Switzerland is the world’s most-innovative country followed by Sweden, the United States of America, the Netherlands and the United Kingdom, according to the 2019 edition of the Global Innovation Index (GII).
Outside of Europe and North America, regional GII innovation leaders are India, South Africa, Chile, Israel and Singapore. In addition, China, Viet Nam and Rwanda top their income groups.
De Hallazgos Clave (en español).
Richer countries, on average, perform better in the GII. Still, a select number of economies stand out as they perform better than what their level of economic development would predict:
- India, Viet Nam, Kenya, and the Republic of Moldova are part of this group of innovation outperformers for the ninth consecutive year – a record – while Africa stands out as the region with the largest number of outperforming economies.
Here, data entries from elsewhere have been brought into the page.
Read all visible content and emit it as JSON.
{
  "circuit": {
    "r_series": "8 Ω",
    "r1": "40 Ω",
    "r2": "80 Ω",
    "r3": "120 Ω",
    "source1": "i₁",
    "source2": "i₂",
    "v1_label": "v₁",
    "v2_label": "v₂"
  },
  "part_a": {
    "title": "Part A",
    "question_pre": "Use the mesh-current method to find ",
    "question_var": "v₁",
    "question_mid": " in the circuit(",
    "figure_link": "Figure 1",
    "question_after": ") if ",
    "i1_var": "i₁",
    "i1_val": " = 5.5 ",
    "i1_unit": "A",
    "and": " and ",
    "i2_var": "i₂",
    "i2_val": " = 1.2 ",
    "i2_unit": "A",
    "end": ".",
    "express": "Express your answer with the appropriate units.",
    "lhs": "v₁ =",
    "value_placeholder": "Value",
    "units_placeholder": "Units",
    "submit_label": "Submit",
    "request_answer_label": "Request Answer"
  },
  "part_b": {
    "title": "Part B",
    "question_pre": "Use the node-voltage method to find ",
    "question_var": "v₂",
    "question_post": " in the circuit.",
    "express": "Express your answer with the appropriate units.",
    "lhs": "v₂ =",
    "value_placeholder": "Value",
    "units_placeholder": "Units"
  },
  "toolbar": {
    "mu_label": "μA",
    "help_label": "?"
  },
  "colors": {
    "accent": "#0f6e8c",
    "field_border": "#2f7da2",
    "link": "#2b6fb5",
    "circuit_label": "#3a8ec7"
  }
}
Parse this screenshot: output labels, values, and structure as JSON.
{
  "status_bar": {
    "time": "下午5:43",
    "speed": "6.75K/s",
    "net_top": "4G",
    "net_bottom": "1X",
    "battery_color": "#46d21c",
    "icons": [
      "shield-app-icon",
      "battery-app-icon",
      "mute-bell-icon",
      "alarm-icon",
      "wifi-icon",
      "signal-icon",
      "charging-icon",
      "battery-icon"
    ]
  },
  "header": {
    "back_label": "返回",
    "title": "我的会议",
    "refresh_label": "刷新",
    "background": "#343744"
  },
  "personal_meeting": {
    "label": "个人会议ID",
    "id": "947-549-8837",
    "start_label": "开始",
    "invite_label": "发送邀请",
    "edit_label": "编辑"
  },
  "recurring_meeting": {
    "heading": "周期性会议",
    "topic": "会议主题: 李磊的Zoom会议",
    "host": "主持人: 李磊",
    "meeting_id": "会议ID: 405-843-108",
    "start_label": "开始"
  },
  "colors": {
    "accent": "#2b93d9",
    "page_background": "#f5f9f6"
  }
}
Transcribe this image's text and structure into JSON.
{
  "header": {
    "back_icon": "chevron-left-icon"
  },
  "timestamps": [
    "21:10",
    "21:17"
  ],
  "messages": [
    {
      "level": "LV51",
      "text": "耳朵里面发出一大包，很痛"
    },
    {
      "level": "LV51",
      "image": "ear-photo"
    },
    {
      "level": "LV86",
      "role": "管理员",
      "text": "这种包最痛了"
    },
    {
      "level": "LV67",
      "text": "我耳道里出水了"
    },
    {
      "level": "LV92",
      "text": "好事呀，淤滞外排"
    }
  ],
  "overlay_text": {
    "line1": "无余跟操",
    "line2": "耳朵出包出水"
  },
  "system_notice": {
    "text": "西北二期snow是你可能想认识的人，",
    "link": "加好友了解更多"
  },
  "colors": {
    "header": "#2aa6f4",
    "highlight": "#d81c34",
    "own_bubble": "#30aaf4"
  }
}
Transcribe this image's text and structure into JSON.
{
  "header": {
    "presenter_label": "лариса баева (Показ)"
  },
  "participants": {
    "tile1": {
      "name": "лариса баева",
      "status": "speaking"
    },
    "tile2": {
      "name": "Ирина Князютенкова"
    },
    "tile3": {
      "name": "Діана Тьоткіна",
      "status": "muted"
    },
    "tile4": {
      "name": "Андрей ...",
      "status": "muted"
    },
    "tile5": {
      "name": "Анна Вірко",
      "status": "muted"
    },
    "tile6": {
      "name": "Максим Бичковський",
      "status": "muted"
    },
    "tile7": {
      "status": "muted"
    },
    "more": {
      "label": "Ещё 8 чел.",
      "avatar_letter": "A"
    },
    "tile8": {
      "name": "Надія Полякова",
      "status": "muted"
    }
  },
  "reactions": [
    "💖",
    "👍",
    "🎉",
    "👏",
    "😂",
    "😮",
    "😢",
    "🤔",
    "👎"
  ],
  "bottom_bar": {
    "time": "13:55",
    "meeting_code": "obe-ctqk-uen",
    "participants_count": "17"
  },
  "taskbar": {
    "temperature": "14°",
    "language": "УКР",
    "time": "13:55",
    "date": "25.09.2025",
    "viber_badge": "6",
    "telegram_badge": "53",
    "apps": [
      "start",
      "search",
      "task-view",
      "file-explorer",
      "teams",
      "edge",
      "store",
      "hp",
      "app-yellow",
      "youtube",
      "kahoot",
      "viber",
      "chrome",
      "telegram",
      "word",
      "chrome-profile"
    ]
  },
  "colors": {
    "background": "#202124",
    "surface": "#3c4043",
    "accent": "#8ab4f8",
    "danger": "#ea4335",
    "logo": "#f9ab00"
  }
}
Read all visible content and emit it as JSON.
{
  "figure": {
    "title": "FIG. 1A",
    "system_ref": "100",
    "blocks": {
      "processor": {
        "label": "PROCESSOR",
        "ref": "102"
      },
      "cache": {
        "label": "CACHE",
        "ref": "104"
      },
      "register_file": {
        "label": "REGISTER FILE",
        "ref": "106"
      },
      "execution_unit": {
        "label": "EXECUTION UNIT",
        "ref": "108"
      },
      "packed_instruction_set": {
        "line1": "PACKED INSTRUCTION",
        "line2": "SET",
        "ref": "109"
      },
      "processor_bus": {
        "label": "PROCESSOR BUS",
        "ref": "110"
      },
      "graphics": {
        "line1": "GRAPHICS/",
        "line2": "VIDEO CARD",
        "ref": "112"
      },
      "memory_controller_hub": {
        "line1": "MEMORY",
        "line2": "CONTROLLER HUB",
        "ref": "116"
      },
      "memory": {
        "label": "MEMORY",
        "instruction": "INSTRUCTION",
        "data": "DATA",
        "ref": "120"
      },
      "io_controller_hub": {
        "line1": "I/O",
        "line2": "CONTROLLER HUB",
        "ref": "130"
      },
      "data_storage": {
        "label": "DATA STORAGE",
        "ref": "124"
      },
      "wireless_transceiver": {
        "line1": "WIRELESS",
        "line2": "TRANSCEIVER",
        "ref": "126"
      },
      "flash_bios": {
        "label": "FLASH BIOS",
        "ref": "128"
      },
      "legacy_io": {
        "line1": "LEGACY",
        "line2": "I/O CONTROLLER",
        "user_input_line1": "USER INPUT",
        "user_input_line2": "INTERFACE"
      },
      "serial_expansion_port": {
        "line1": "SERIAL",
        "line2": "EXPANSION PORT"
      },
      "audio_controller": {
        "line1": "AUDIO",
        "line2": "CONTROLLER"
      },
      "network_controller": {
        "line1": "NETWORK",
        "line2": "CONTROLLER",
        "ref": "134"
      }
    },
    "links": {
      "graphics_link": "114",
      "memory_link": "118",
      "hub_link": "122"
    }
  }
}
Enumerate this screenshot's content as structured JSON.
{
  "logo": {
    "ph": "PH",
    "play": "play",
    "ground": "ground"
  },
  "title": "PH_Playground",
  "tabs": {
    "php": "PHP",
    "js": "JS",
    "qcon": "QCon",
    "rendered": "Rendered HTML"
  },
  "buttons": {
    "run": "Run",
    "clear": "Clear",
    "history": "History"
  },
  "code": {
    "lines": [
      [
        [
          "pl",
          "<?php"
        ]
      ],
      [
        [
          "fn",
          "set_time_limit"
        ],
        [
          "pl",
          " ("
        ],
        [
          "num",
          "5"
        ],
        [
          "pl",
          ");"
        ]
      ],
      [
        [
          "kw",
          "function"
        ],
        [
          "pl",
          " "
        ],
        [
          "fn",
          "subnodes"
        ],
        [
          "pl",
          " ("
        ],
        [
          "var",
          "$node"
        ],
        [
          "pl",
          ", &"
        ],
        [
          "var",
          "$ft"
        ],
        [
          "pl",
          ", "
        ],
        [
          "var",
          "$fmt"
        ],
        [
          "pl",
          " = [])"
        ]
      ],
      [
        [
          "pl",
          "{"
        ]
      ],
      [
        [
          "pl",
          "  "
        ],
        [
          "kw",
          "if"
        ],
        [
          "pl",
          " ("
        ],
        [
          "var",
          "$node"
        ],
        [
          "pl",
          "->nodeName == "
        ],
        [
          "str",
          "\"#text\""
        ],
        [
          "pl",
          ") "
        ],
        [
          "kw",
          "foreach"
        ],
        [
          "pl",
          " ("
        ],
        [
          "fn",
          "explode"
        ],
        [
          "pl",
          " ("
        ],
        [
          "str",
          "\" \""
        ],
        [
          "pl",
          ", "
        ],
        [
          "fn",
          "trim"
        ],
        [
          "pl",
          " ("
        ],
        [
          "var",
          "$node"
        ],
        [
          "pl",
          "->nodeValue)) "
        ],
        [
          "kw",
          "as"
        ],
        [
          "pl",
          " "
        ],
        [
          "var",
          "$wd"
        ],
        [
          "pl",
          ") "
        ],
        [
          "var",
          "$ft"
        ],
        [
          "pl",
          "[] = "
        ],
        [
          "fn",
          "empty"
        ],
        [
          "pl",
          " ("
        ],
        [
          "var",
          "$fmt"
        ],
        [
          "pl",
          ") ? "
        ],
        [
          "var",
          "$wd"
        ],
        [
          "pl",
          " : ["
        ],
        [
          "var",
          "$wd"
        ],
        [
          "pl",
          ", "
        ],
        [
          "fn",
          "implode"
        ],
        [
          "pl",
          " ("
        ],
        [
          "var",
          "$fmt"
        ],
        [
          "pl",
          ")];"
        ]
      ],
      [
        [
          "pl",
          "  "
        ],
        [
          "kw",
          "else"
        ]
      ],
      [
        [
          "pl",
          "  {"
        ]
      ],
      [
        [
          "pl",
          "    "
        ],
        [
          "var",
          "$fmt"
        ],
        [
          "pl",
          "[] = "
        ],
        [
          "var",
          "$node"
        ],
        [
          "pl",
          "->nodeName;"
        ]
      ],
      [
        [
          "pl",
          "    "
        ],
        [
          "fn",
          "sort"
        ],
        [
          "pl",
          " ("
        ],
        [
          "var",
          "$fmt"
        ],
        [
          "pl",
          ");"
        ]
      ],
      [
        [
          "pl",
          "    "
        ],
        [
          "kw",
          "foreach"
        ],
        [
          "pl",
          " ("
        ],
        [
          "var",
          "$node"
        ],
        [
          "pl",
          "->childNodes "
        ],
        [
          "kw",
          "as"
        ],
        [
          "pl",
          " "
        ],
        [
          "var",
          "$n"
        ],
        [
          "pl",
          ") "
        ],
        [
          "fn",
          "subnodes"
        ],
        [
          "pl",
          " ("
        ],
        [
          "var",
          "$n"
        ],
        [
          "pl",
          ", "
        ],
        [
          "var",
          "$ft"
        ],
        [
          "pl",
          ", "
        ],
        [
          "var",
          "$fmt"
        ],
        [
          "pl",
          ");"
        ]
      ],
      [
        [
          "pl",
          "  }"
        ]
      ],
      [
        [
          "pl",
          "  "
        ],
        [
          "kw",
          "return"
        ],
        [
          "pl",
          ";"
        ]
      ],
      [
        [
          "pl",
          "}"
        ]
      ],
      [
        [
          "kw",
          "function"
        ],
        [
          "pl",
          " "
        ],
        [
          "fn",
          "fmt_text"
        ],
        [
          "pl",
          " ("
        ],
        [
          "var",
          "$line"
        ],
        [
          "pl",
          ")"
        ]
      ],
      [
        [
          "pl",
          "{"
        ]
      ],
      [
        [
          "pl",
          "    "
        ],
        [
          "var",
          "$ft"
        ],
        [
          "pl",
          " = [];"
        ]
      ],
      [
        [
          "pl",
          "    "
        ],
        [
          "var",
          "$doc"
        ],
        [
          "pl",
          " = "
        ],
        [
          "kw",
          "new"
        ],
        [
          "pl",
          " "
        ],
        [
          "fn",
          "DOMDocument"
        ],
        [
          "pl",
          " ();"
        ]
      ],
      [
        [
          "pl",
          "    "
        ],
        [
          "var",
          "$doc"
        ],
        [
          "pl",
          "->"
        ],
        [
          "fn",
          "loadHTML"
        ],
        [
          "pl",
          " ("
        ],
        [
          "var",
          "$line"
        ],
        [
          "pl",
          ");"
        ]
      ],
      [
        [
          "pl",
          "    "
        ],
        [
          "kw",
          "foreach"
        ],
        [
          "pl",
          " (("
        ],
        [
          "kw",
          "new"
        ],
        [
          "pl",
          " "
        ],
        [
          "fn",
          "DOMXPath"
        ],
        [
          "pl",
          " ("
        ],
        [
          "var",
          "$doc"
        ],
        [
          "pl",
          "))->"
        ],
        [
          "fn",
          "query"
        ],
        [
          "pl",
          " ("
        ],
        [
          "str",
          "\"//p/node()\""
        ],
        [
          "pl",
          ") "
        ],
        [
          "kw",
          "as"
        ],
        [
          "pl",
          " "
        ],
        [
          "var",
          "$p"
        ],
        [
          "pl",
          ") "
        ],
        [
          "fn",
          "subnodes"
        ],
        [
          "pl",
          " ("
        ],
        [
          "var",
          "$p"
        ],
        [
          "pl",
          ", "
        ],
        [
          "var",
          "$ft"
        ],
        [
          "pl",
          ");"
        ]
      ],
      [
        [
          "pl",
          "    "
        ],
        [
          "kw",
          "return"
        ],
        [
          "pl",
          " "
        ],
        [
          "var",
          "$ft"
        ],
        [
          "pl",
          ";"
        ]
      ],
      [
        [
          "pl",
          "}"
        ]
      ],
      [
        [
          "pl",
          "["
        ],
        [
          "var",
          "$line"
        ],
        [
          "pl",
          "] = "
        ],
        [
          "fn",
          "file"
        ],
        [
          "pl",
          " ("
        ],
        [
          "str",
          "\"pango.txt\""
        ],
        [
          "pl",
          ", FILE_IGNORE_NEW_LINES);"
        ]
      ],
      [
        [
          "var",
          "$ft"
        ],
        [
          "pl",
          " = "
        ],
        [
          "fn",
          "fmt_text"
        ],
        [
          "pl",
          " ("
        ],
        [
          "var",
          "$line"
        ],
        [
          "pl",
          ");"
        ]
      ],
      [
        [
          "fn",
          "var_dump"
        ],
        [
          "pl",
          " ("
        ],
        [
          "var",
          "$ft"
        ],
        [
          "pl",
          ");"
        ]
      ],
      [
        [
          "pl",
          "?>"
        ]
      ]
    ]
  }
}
- Other middle-income economies that do well relative to their level of development are: Costa Rica – the only country in Latin America and the Caribbean to do so – Georgia, the Philippines, South Africa, and Thailand.
- Other Sub-Saharan countries which outperform are Rwanda, Mozambique, Malawi and Madagascar.
Key findings in brief
- Amid economic slowdown, innovation is blossoming around the world; but new obstacles pose risks to global innovation.
- Shifts in the global innovation landscape are materializing; some middle-income economies are on the rise.
- Innovation inputs and outputs are still concentrated in very few economies; a global innovation divide persists.
- Some economies get more return on their innovation
investments than others.
- Shifting focus from innovation quantity to innovation
quality remains a priority.
- Most top science and technology clusters are in
the U.S., China, and Germany; Brazil, India, Iran, the Russian Federation, and Turkey also make the top 100 list.
- Creating healthy lives through medical innovation requires more investment in innovation and increased diffusion efforts.